This repository is a starter template, so security fixes are generally applied to the latest version on main.

Please do not open a public issue for sensitive security reports.

Use GitHub security advisories for private disclosure:

https://github.com/Boyeep/nextjs-python-computer-vision-kit/security/advisories/new

If the issue is not sensitive and is more of a hardening or best-practice improvement, you can open a normal issue instead.

Useful reports include:

• dependency vulnerabilities in the shipped template
• insecure default configuration in frontend, backend, or Docker files
• unsafe upload handling or API behavior
• secrets exposure in docs, scripts, or CI

The repository also uses automated scanning to help catch common security issues:

• gitleaks in CI for tracked git content
• CodeQL code scanning on GitHub for JavaScript/TypeScript, Python, and workflow files
• GitHub dependency review on pull requests for newly introduced vulnerable dependency changes
• GitHub license-report artifacts for npm and Python dependency inventories
• GitHub SBOM artifacts for the repository source and runner images
• GitHub build-provenance attestations for published release images

Tagged releases also include attached SPDX SBOM files and release-note verification snippets for the published container images.
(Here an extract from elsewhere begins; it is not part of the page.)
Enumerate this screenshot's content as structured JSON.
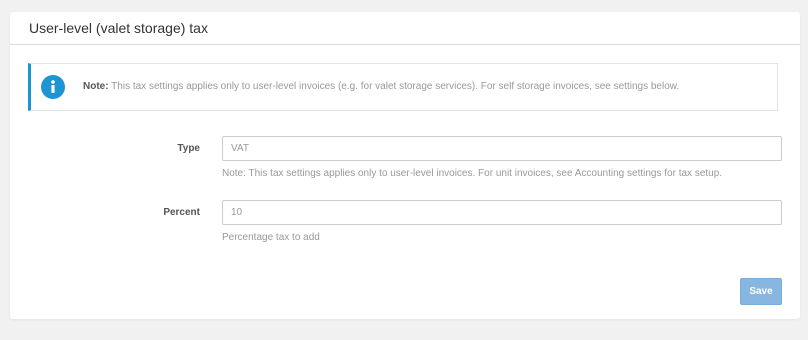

Dependency review is also configured with an allowlist that matches the current dependency tree, so changes that introduce new license types are surfaced deliberately instead of silently drifting in.

Those checks do not replace private disclosure. If you believe a vulnerability is real or exploitable, please still report it through a private advisory.

Reports that depend entirely on downstream customizations may still be useful, but they may be treated as template hardening suggestions rather than direct vulnerabilities.